I've felt boxed, given the awkward sitation I've been been
in for years, and complicated (thinking I had no choice, and
was doing my duty) by postings on these threads.
That set of questions has involved awkwardnesses on these
NYT threads, and I believe for NYT staff, since 1997, and
especially since 1999.
And some awkwardnesses for the University of Wisconsin,
too. MD2052 rshow55
5/6/02 9:23am
Reading Moynihan's book, I'm more hopeful than I've been.
And I learned a great deal about how weak the statuatory base
of secrecy is.
In mathematical circles, things like the following are
sometimes said
Godel's proof shows that you can't prove
anything.
But if you could prove anything . . . you
could prove everything.
Of course, life isn't that simple. All the same, I've felt,
for a long time, that if I could solve ambiguities about my
security situation -- I could solve all the other problems
before me in a satisfactory manner.
And that a number of things very much in the national
interest could happen.
An interesting fact in Moynihan's book. As of the time it
was written, there was only one case where a person was
convicted for giving classified information to the press -- a
guy gave a picture of an unfinished Russian aircraft carrier
to Janes .
Maybe I've been much too afraid. But maybe not.
Still, I notice that somebody may care what I say. When I
made an off-the-cuff comment in MD1233 rshow55
4/10/02 1:53pm it drew very prompt responses (the first
within 15 minutes) from gisterme.
I've been very afraid to do ordinary things -- and people
associated with me have been afraid, as well. Maybe the fear
hasn't been necessary?

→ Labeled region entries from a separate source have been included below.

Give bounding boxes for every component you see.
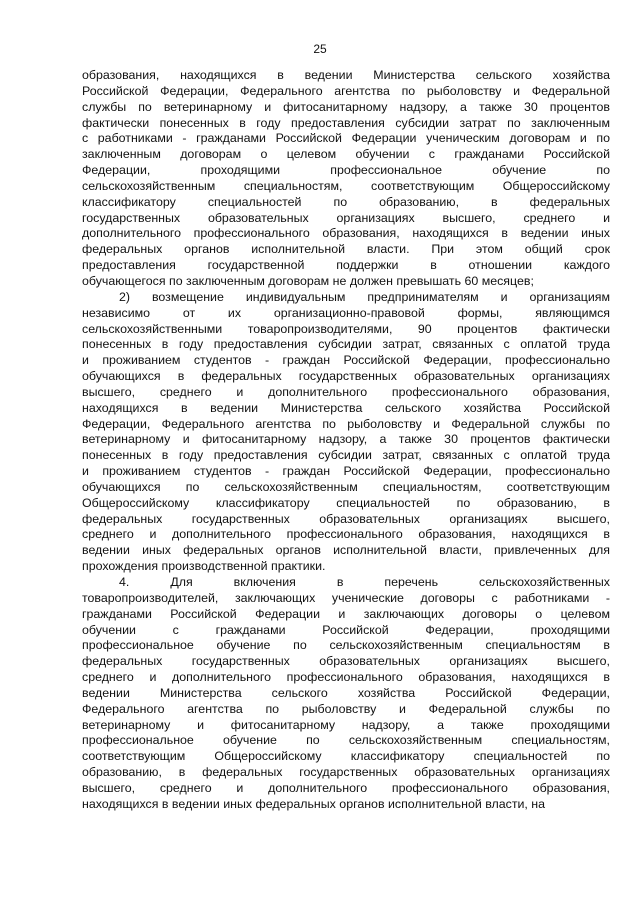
text-line: ведении Министерства сельского хозяйства Российской Федерации,: [82, 685, 610, 700]
text-line: соответствующим Общероссийскому классификатору специальностей по: [82, 749, 610, 764]
text-line: классификатору специальностей по образованию, в федеральных: [82, 194, 610, 209]
text-line: понесенных в году предоставления субсидии затрат, связанных с оплатой труда: [82, 448, 610, 463]
text-line: 4. Для включения в перечень сельскохозяйственных: [119, 575, 610, 589]
text-line: обучающихся в федеральных государственных образовательных организациях: [82, 369, 610, 384]
text-line: федеральных государственных образовательных организациях высшего,: [82, 511, 610, 526]
text-line: обучающегося по заключенным договорам не должен превышать 60 месяцев;: [82, 273, 534, 288]
text-line: и проживанием студентов - граждан Российской Федерации, профессионально: [82, 353, 610, 368]
text-line: Общероссийскому классификатору специальностей по образованию, в: [82, 495, 610, 510]
text-line: федеральных государственных образовательных организациях высшего,: [82, 654, 610, 669]
text-line: Федерации, проходящими профессиональное обучение по: [82, 163, 610, 178]
text-line: заключенным договорам о целевом обучении с гражданами Российской: [82, 147, 610, 162]
text-line: обучении с гражданами Российской Федерации, проходящими: [82, 622, 610, 637]
text-line: ветеринарному и фитосанитарному надзору, а также проходящими: [82, 717, 610, 732]
paragraph-continuation: [82, 68, 610, 290]
text-line: товаропроизводителей, заключающих ученические договоры с работниками -: [82, 590, 610, 605]
text-line: среднего и дополнительного профессионального образования, находящихся в: [82, 527, 610, 542]
text-line: независимо от их организационно-правовой формы, являющимся: [82, 305, 610, 320]
text-line: 2) возмещение индивидуальным предпринимателям и организациям: [119, 289, 610, 304]
text-line: образованию, в федеральных государственных образовательных организациях: [82, 765, 610, 780]
text-line: находящихся в ведении Министерства сельского хозяйства Российской: [82, 400, 610, 415]
text-line: прохождения производственной практики.: [82, 559, 326, 574]
text-line: с работниками - гражданами Российской Федерации ученическим договорам и по: [82, 131, 610, 146]
text-line: среднего и дополнительного профессионального образования, находящихся в: [82, 670, 610, 685]
text-line: фактически понесенных в году предоставления субсидии затрат по заключенным: [82, 115, 610, 130]
text-line: Российской Федерации, Федерального агентства по рыболовству и Федеральной: [82, 83, 610, 98]
text-line: предоставления государственной поддержки в отношении каждого: [82, 258, 610, 273]
text-line: службы по ветеринарному и фитосанитарному надзору, а также 30 процентов: [82, 99, 610, 114]
text-line: образования, находящихся в ведении Министерства сельского хозяйства: [82, 68, 610, 82]
text-line: сельскохозяйственными товаропроизводителями, 90 процентов фактически: [82, 321, 610, 336]
paragraph-item-4: [82, 575, 610, 813]
text-line: находящихся в ведении иных федеральных органов исполнительной власти, на: [82, 796, 546, 811]
text-line: ветеринарному и фитосанитарному надзору, а также 30 процентов фактически: [82, 432, 610, 447]
text-line: гражданами Российской Федерации и заключающих договоры о целевом: [82, 606, 610, 621]
text-line: федеральных органов исполнительной власти. При этом общий срок: [82, 242, 610, 257]
text-line: сельскохозяйственным специальностям, соответствующим Общероссийскому: [82, 178, 610, 193]
text-line: государственных образовательных организациях высшего, среднего и: [82, 210, 610, 225]
text-line: и проживанием студентов - граждан Российской Федерации, профессионально: [82, 464, 610, 479]
text-line: обучающихся по сельскохозяйственным специальностям, соответствующим: [82, 479, 610, 494]
text-line: понесенных в году предоставления субсидии затрат, связанных с оплатой труда: [82, 337, 610, 352]
page-number: 25: [313, 42, 327, 56]
text-line: профессиональное обучение по сельскохозяйственным специальностям в: [82, 638, 610, 653]
text-line: Федерации, Федерального агентства по рыболовству и Федеральной службы по: [82, 416, 610, 431]
text-line: Федерального агентства по рыболовству и Федеральной службы по: [82, 701, 610, 716]
text-line: профессиональное обучение по сельскохозяйственным специальностям,: [82, 733, 610, 748]
text-line: высшего, среднего и дополнительного профессионального образования,: [82, 384, 610, 399]
document-body: [82, 68, 610, 813]
paragraph-item-2: [82, 290, 610, 575]
text-line: дополнительного профессионального образования, находящихся в ведении иных: [82, 226, 610, 241]
text-line: ведении иных федеральных органов исполнительной власти, привлеченных для: [82, 543, 610, 558]
text-line: высшего, среднего и дополнительного профессионального образования,: [82, 780, 610, 795]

Perhaps I've just been intimidated for
no reason?
It would be nice to get some clarification about that.
Might be possible. -
lchic
- 07:52pm May 7, 2002 EST (#
2065 of 17697) ultimately TRUTH outs : TRUTH has to
be morally forcing : build on TRUTH it's a strong
foundation
Mohamed Al Fayed, the owner of Harrods and Punch magazine,
is to sue the Sunday Telegraph after he was named in a story
about a uranium smuggling ring.
He described the article, published last Sunday, as "a
scandalous, outrageous, fraudulent and blatantly false attack
on me".
"My spokesman made it clear to the Sunday Telegraph that I
knew nothing of this matter or any of the people involved and
that the allegations against me were wholly spurious," Mr
Fayed said in a press statement today.
"Yet the newspaper still gave prominence to the story using
my picture in front of a stockpile of uranium and suggesting
that I did know something of the supposed scandal.

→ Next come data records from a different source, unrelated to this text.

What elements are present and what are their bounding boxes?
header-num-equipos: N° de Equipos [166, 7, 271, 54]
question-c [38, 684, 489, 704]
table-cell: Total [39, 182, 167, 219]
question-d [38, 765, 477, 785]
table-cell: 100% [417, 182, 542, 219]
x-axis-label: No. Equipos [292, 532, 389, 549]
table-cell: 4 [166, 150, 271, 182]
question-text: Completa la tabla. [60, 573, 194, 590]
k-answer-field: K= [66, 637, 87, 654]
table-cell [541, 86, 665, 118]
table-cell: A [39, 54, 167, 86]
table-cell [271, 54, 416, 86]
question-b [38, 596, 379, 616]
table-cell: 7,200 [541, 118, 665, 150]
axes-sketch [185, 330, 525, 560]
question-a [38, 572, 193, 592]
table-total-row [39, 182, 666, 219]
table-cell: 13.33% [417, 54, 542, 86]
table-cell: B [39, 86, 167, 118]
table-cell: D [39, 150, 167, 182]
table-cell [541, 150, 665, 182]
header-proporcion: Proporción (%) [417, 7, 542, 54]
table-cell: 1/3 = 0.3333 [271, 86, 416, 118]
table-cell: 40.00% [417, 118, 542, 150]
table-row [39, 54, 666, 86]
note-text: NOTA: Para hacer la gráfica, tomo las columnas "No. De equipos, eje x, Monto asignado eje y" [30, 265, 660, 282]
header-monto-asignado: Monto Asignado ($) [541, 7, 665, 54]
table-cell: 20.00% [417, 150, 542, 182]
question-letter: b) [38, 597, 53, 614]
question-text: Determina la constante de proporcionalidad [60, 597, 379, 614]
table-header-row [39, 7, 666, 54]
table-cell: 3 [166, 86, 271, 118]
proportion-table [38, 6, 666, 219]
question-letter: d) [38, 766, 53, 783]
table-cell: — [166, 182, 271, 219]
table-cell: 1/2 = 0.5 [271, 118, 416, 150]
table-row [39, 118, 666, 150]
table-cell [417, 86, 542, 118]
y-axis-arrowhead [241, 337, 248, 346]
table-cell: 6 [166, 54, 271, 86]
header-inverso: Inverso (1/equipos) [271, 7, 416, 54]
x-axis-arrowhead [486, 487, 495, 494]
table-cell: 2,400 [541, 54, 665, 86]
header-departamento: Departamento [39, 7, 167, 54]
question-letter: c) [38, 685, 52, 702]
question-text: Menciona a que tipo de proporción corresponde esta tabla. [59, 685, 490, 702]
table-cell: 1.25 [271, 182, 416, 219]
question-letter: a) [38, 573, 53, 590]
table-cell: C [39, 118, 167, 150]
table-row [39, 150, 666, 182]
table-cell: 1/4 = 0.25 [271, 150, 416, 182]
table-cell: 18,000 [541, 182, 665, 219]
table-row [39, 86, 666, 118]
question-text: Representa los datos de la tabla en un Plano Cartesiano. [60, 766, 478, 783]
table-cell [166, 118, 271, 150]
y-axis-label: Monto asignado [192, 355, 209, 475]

"I cannot understand how any newspaper could believe a
story like this without any substance and give it such
prominence." http://media.guardian.co.uk/presspublishing/story/0,7495,711345,00.html
... linked with a shipment of uranium headed for Afghanistan
from Russia.
Mr Fayed's spokesman claimed the story was picked up from a
French paper, Le Journal du Dimanche, which has published a
correction but "will face further legal action this week which
could result in substantial damages".
____________ ____________
Where did the Fyad
fortune come from, how was it made, were 'arms' ever a
feature?
lchic
- 07:56pm May 7, 2002 EST (#
2066 of 17697) ultimately TRUTH outs : TRUTH has to
be morally forcing : build on TRUTH it's a strong
foundation
Interesting how Sharon, of 1982 butchery fame, has skipped
out of Washington - fast. Seems those folks in Palestine, for
whom he is mentor and protector, still have strong feelings!